Yesterday’s parliamentary vote had been awaited with bated breath. Fourteen amendments were tabled, seven of which were selected by the Speaker of the House. But in the end only two managed to attract a majority: Caroline Spelman’s amendment, which was aimed at preventing a no-deal Brexit, and Graham Brady’s “Backstop Amendment.” Amendments are to be regarded primarily as an indication of Parliament’s wishes, but in this case its wishes were almost diametrically opposed. The majority in Parliament clearly seeks to avoid a no-deal Brexit, but vehemently rejects the agreement that has already been negotiated. The commitment to avoid a No-Deal Brexit is undoubtedly a sign of progress. However, the “backstop” that has been negotiated undoubtedly constitutes the biggest obstacle in the way of an agreement.

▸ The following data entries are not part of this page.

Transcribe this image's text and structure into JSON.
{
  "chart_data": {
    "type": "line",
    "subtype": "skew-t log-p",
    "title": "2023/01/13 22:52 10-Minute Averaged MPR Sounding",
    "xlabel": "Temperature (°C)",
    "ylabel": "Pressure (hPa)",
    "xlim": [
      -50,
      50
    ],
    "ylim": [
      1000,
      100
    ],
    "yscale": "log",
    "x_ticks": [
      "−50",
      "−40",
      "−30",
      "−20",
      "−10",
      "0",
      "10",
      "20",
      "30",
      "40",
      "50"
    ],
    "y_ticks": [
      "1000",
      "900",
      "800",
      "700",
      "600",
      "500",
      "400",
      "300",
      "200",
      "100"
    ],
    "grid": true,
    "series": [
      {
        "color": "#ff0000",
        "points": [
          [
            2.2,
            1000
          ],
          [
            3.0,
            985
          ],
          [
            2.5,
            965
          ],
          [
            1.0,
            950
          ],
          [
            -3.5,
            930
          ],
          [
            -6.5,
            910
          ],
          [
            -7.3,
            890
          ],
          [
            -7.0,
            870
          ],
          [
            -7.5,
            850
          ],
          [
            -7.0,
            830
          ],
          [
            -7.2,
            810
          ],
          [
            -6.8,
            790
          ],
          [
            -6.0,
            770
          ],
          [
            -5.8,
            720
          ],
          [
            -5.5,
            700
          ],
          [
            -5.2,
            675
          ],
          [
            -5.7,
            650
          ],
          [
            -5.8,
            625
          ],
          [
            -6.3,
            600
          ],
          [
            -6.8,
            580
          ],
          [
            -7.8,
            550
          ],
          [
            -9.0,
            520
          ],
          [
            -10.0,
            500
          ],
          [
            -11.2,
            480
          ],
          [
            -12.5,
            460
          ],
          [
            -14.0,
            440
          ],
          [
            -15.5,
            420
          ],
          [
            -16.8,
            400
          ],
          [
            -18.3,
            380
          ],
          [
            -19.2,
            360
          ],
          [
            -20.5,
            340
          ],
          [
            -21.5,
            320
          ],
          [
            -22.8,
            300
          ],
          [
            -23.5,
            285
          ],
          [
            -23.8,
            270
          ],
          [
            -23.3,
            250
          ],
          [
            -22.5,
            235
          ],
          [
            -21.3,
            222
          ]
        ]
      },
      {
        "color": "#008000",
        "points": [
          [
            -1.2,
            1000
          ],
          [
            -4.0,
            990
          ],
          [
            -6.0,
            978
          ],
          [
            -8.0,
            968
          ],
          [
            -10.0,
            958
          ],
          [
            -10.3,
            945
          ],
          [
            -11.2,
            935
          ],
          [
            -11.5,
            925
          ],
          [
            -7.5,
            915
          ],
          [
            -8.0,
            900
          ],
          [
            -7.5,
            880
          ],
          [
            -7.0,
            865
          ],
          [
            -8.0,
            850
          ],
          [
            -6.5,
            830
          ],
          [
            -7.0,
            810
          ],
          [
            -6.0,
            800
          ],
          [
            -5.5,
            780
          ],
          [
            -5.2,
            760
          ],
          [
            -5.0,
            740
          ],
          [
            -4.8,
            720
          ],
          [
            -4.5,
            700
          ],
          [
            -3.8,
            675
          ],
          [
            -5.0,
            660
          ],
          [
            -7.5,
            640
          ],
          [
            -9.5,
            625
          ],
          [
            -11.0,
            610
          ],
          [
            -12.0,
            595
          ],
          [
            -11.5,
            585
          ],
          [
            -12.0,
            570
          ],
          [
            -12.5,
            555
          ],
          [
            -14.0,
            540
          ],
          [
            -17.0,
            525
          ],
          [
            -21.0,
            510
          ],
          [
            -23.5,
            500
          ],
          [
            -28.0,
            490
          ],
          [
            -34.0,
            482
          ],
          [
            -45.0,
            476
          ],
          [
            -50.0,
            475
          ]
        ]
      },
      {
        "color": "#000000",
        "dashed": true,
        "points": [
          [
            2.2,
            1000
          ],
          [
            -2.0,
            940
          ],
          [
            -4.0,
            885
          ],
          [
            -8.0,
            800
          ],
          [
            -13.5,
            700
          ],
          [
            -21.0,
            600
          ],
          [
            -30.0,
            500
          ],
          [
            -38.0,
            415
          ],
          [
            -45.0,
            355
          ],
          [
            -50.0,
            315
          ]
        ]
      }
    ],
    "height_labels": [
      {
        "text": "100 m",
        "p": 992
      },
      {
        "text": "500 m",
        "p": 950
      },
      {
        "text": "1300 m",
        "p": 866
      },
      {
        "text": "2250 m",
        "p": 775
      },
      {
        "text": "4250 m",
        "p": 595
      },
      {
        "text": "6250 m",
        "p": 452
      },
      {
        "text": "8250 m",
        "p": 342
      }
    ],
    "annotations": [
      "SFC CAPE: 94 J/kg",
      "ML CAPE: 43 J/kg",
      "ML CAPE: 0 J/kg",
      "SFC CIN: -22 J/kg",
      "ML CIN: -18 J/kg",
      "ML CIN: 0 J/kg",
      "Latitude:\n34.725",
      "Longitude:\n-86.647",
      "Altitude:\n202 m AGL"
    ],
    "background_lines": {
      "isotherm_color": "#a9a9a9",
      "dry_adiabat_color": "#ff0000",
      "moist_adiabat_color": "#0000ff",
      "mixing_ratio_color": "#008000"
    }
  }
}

The first thing that Theresa May will now do is to reopen the negotiations on the “backstop” – or at least try to do so. The first signals from Brussels have been anything but encouraging. Assuming that the EU sticks to its hard line (which is likely to be the case) and rejects demands for a renegotiation of the “backstop”, May will have two options: She can either try to put her deal before Parliament again in its original form in the hope that time (and a further rejection by the EU) is on her side, or she can try to find an alternative. With Plan A having failed to get past Parliament and with Plan B not looking anymore promising, there are now moves towards Plan C, also referred to as the “Malthouse Plan.” This envisages proceeding in two stages. Initially, the Prime Minister should try to renegotiate the backstop. Assuming she fails to do so, the second step then envisages a more radical approach: The EU Withdrawal Bill would be dropped and replaced by a new agreement in which the EU grants the British a three-year transitional phase and the British in return provide an undertaking to continue to meet their financial obligations. The transitional period should then be used to negotiate a free trade agreement.
The “Malthouse Plan” appears to have met with a positive reception in Downing Street and, at least from the point of view of the conservative Brexit hardliners, it has the advantage that it would ensure that the United Kingdom would leave the EU punctually on 29 March. This would eliminate the risk of a postponement or even a complete cancellation of Brexit. It would also get around the problem of EU elections. But there are two main obstacles in its way: First, it will probably be difficult to get approval from the remainers and the proponents of a soft Brexit, and second the EU is very unlikely to agree to something that does not provide a permanent guarantee that the Irish border will remain open.
After another strenuous and fiercely contested parliamentary debate the British government has not made any real progress. Many members of parliament appear to continue to labour under the illusion that the EU, when the chips are down, will be prepared to fulfil their every wish. The EU, by contrast, continues to stick to a hard line from which it cannot err without jeopardizing its credibility. With only two months left until the official exit date, an extension of Article 50 remains a possibility. But for this to happen the British government would at least have to put forward a clear plan for where to go from here. The next showdown between the Prime Minister and Parliament will most probably take place around the 14th of February when the next vote on the Brexit deal (in whatever form) will be held. In the meantime, the markets will track developments with bated breath – always in the hope that a solution can be found.